2. the two-dimensional encoded phase grating for producing perfect vortex array according to claim 1, it is characterised in that described The fourier coefficient C of two-dimensional encoded phase grating_mAnd C_nMeet relational expression：

$\begin{array}{c}{C}_m={\∫}_{-\mathrm{\π}}^{\mathrm{\π}}\exp \[i\mathrm{\Φ}\left(x\right)\]\exp (-imx)\\ C_n={\∫}_{-\mathrm{\π}}^{\mathrm{\π}}\exp \[i\mathrm{\Φ}\left(y\right)\]\exp (-iny)\end{array},$

Wherein, Φ (x) and Φ (y) are the phase distribution in the two-dimensional encoded phase grating monocycle along x and y directions, and it can be write asWherein, j represents x or y；Parameter Q and P can be write as：

With

$P(j,\mathrm{\α},\mathrm{\μ})=\underset{n=1}{\overset{N}{\Σ}}{\mathrm{\μ}}_{n}sin(q_{n}j+{\mathrm{\α}}_n),$

Wherein, { μ_nAnd { α_nIt is respectively the corresponding amplitude of harmonic component and phase place；{q_nFor corresponding n-th on x or y directions Individual diffraction time, n=1, wherein 2 ... N, N represent diffraction time number total in an x or y direction, the diffraction on x and y directions Level time number is respectively N_xAnd N_y.
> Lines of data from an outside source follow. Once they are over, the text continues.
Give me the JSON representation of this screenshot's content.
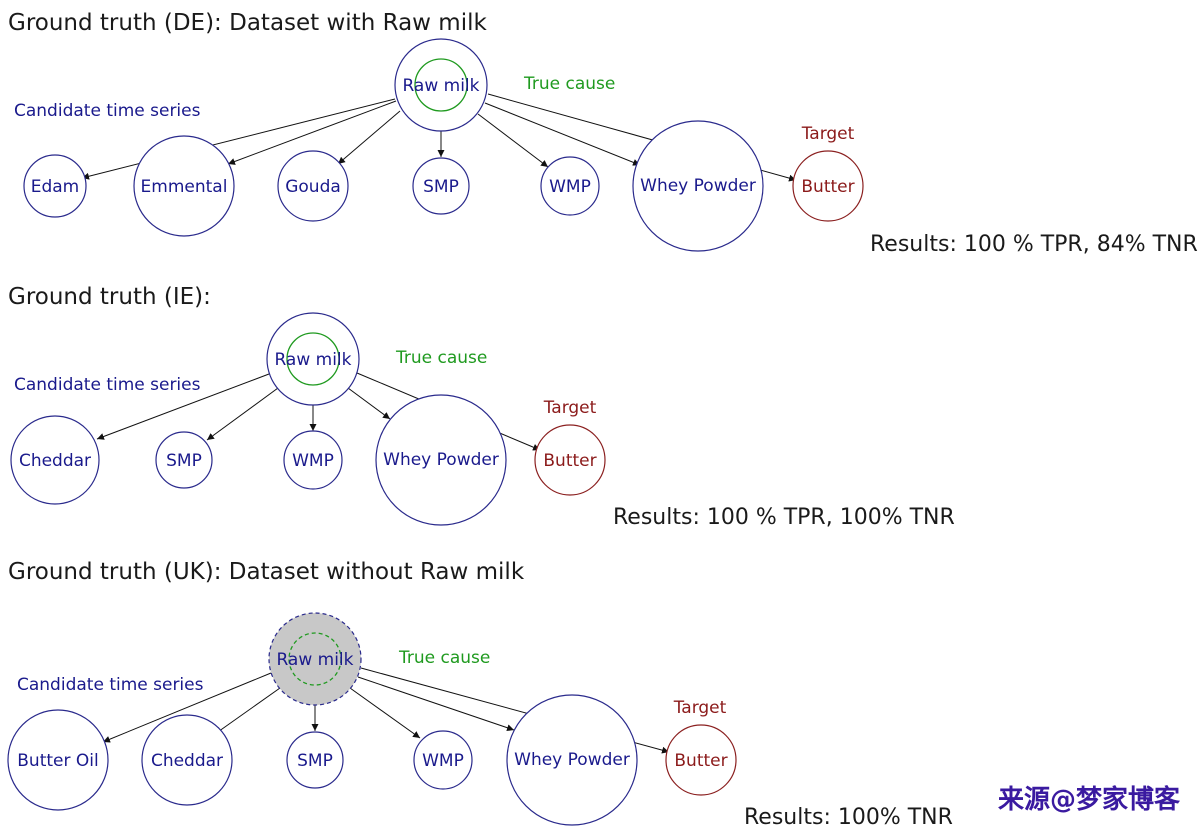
{
  "colors": {
    "candidate": "#2a2a8c",
    "true_cause": "#1f9a1f",
    "target": "#8b1a1a",
    "edge": "#111111",
    "missing_fill": "#c8c8c8"
  },
  "diagrams": [
    {
      "title": "Ground truth (DE): Dataset with Raw milk",
      "candidate_label": "Candidate time series",
      "true_cause_label": "True cause",
      "target_label": "Target",
      "results": "Results: 100 % TPR, 84% TNR",
      "cause": {
        "label": "Raw milk",
        "missing": false
      },
      "children": [
        {
          "label": "Edam"
        },
        {
          "label": "Emmental"
        },
        {
          "label": "Gouda"
        },
        {
          "label": "SMP"
        },
        {
          "label": "WMP"
        },
        {
          "label": "Whey Powder"
        },
        {
          "label": "Butter",
          "target": true
        }
      ]
    },
    {
      "title": "Ground truth (IE):",
      "candidate_label": "Candidate time series",
      "true_cause_label": "True cause",
      "target_label": "Target",
      "results": "Results: 100 % TPR, 100% TNR",
      "cause": {
        "label": "Raw milk",
        "missing": false
      },
      "children": [
        {
          "label": "Cheddar"
        },
        {
          "label": "SMP"
        },
        {
          "label": "WMP"
        },
        {
          "label": "Whey Powder"
        },
        {
          "label": "Butter",
          "target": true
        }
      ]
    },
    {
      "title": "Ground truth (UK): Dataset without Raw milk",
      "candidate_label": "Candidate time series",
      "true_cause_label": "True cause",
      "target_label": "Target",
      "results": "Results: 100% TNR",
      "cause": {
        "label": "Raw milk",
        "missing": true
      },
      "children": [
        {
          "label": "Butter Oil"
        },
        {
          "label": "Cheddar"
        },
        {
          "label": "SMP"
        },
        {
          "label": "WMP"
        },
        {
          "label": "Whey Powder"
        },
        {
          "label": "Butter",
          "target": true
        }
      ]
    }
  ],
  "watermark": "来源@梦家博客"
}
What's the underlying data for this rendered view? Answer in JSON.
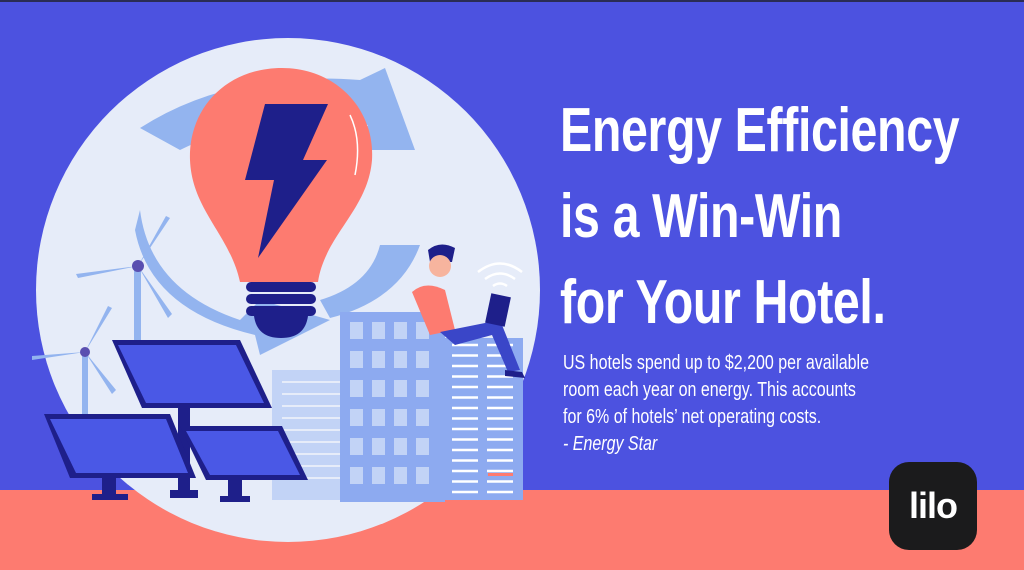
{
  "headline": {
    "lines": [
      "Energy Efficiency",
      "is a Win-Win",
      "for Your Hotel."
    ]
  },
  "body": {
    "lines": [
      "US hotels spend up to $2,200 per available",
      "room each year on energy. This accounts",
      "for 6% of hotels’ net operating costs."
    ],
    "source": "- Energy Star"
  },
  "logo": {
    "text": "lilo"
  },
  "colors": {
    "background": "#4c52e0",
    "coral": "#fd7b70",
    "circle": "#e6ecf9",
    "navy": "#1e1f8a",
    "logo_bg": "#1b1b1c"
  },
  "illustration": {
    "icons": [
      "light-bulb-icon",
      "lightning-bolt-icon",
      "recycle-arrows-icon",
      "wind-turbine-icon",
      "solar-panel-icon",
      "building-icon",
      "person-with-laptop-icon",
      "wifi-icon"
    ]
  }
}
3. the two-dimensional encoded phase grating for producing perfect vortex array according to claim 1, it is characterised in that described The fourier coefficient C of two-dimensional encoded phase grating_mAnd C_nObtained by following Optimization Steps：

1. the N for optimizing as needed_x×N_yDot matrix number, determines the diffraction time { q of the needs on x or y directions_n, wherein N_xWith N_yRepresent the diffraction time number on x and y directions；

2. { μ is set_n1 is, take fixed { α at random_nA class value, optimize { α_nSo that being diffracted into the N on x or y directions_xOr N_yIndividual spread out The energy that penetrates in level time is maximum；

If the N being 3. diffracted on x or y directions_xOr N_yEnergy in individual diffraction time is maximum, takes now { α_nValue be { α_nValue； If the N being diffracted on x or y directions_xOr N_yEnergy in individual diffraction time is not reaching to maximum, and return to step is 2.；

4. { α is taken_nFor previous step optimize at the end of { α_nValue, take fixed { μ at random_nA class value, optimize { μ_nMake to be diffracted into x or N on y directions_xOr N_yBetween individual diffraction time, energy uniformity is best；

If the N being 5. diffracted on x or y directions_xOr N_yEnergy uniformity between individual diffraction time preferably, takes now { μ_nValue For { μ_nValue；If the N being diffracted on x or y directions_xOr N_yEnergy uniformity between individual diffraction time is not reaching to best, return Step is 4.；

6. according to { μ_nAnd { α_nValue, substitute into formulaWith Calculate fourier coefficient C_mAnd C_n.